Wschód słońca nad La Paz? Podobno zjawiskowy, a ja go ledwo pamiętam, widziałam kątem oka. Jest już jasno, kiedy David mówi, że widać wierzchołek. Za 40 minut będziemy na górze. To był drugi moment, kiedy uwierzyłam, że nam się uda.
Punktualnie o 7.00 stanęliśmy na szczycie. Wiemy, bo budzik zadzwonił. Weszliśmy jako jedyni z naszej grupy. To była najbardziej wymagająca fizycznie rzecz, jaką w życiu zrobiłam. Na maraton się nie wybieram, więc cięższy może być chyba tylko poród. Droga w górę zajęła nam sześć godzin. Droga w dół – dwie. Kiedy traciliśmy kolejne metry wysokości, nie mogłam się nadziwić – to my naprawdę tyle weszliśmy? Teraz już nie potrafię sobie przypomnieć, jak bardzo było nam ciężko, słowa nie przystają do wspomnień.
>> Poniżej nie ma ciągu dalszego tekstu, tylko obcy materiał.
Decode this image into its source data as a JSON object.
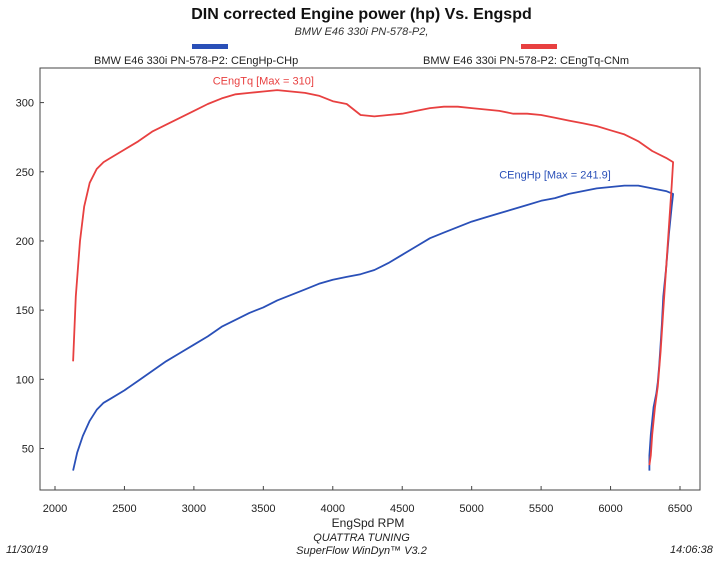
{
  "chart_data": {
    "type": "line",
    "title": "DIN corrected Engine power (hp) Vs. Engspd",
    "subtitle": "BMW E46 330i PN-578-P2,",
    "xlabel": "EngSpd RPM",
    "ylabel": "",
    "xlim": [
      2000,
      6500
    ],
    "ylim": [
      20,
      325
    ],
    "xticks": [
      2000,
      2500,
      3000,
      3500,
      4000,
      4500,
      5000,
      5500,
      6000,
      6500
    ],
    "yticks": [
      50,
      100,
      150,
      200,
      250,
      300
    ],
    "grid": false,
    "legend_position": "top",
    "series": [
      {
        "name": "BMW E46 330i PN-578-P2: CEngHp-CHp",
        "color": "#2a50b8",
        "annotation": "CEngHp [Max = 241.9]",
        "x": [
          2130,
          2160,
          2200,
          2250,
          2300,
          2350,
          2400,
          2500,
          2600,
          2700,
          2800,
          2900,
          3000,
          3100,
          3200,
          3300,
          3400,
          3500,
          3600,
          3700,
          3800,
          3900,
          4000,
          4100,
          4200,
          4300,
          4400,
          4500,
          4600,
          4700,
          4800,
          4900,
          5000,
          5100,
          5200,
          5300,
          5400,
          5500,
          5600,
          5700,
          5800,
          5900,
          6000,
          6100,
          6200,
          6300,
          6400,
          6450,
          6440,
          6420,
          6400,
          6380,
          6370,
          6360,
          6350,
          6340,
          6330,
          6320,
          6310,
          6300,
          6290,
          6280,
          6280
        ],
        "y": [
          34,
          47,
          59,
          70,
          78,
          83,
          86,
          92,
          99,
          106,
          113,
          119,
          125,
          131,
          138,
          143,
          148,
          152,
          157,
          161,
          165,
          169,
          172,
          174,
          176,
          179,
          184,
          190,
          196,
          202,
          206,
          210,
          214,
          217,
          220,
          223,
          226,
          229,
          231,
          234,
          236,
          238,
          239,
          240,
          240,
          238,
          236,
          234,
          225,
          205,
          180,
          160,
          140,
          125,
          110,
          98,
          90,
          85,
          80,
          70,
          60,
          45,
          34
        ]
      },
      {
        "name": "BMW E46 330i PN-578-P2: CEngTq-CNm",
        "color": "#e84040",
        "annotation": "CEngTq [Max = 310]",
        "x": [
          2130,
          2150,
          2180,
          2210,
          2250,
          2300,
          2350,
          2400,
          2500,
          2600,
          2700,
          2800,
          2900,
          3000,
          3100,
          3200,
          3300,
          3400,
          3500,
          3600,
          3700,
          3800,
          3900,
          4000,
          4100,
          4200,
          4300,
          4400,
          4500,
          4600,
          4700,
          4800,
          4900,
          5000,
          5100,
          5200,
          5300,
          5400,
          5500,
          5600,
          5700,
          5800,
          5900,
          6000,
          6100,
          6200,
          6300,
          6400,
          6450,
          6440,
          6420,
          6400,
          6380,
          6360,
          6340,
          6320,
          6300,
          6290,
          6280
        ],
        "y": [
          113,
          160,
          200,
          225,
          242,
          252,
          257,
          260,
          266,
          272,
          279,
          284,
          289,
          294,
          299,
          303,
          306,
          307,
          308,
          309,
          308,
          307,
          305,
          301,
          299,
          291,
          290,
          291,
          292,
          294,
          296,
          297,
          297,
          296,
          295,
          294,
          292,
          292,
          291,
          289,
          287,
          285,
          283,
          280,
          277,
          272,
          265,
          260,
          257,
          240,
          210,
          180,
          150,
          120,
          95,
          80,
          60,
          45,
          38
        ]
      }
    ]
  },
  "footer": {
    "date": "11/30/19",
    "company": "QUATTRA TUNING",
    "software": "SuperFlow WinDyn™ V3.2",
    "time": "14:06:38"
  }
}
Pamiętam, że gdy doczołgałam się do schroniska i miałam podejść 20 m pod górę, to płakałam jak bóbr. Pamiętam, że jedno po drugim musieliśmy ten trekking odchorować. Pamiętam, że przez kolejne dni nie mieliśmy siły podejść pod najmniejszą nawet górkę, a w dzienniku podróży zanotowałam takie zdanie: „Nigdy więcej”. Teraz nie jestem pewna, co miałam na myśli. To jak w końcu? „Nigdy” czy „więcej”?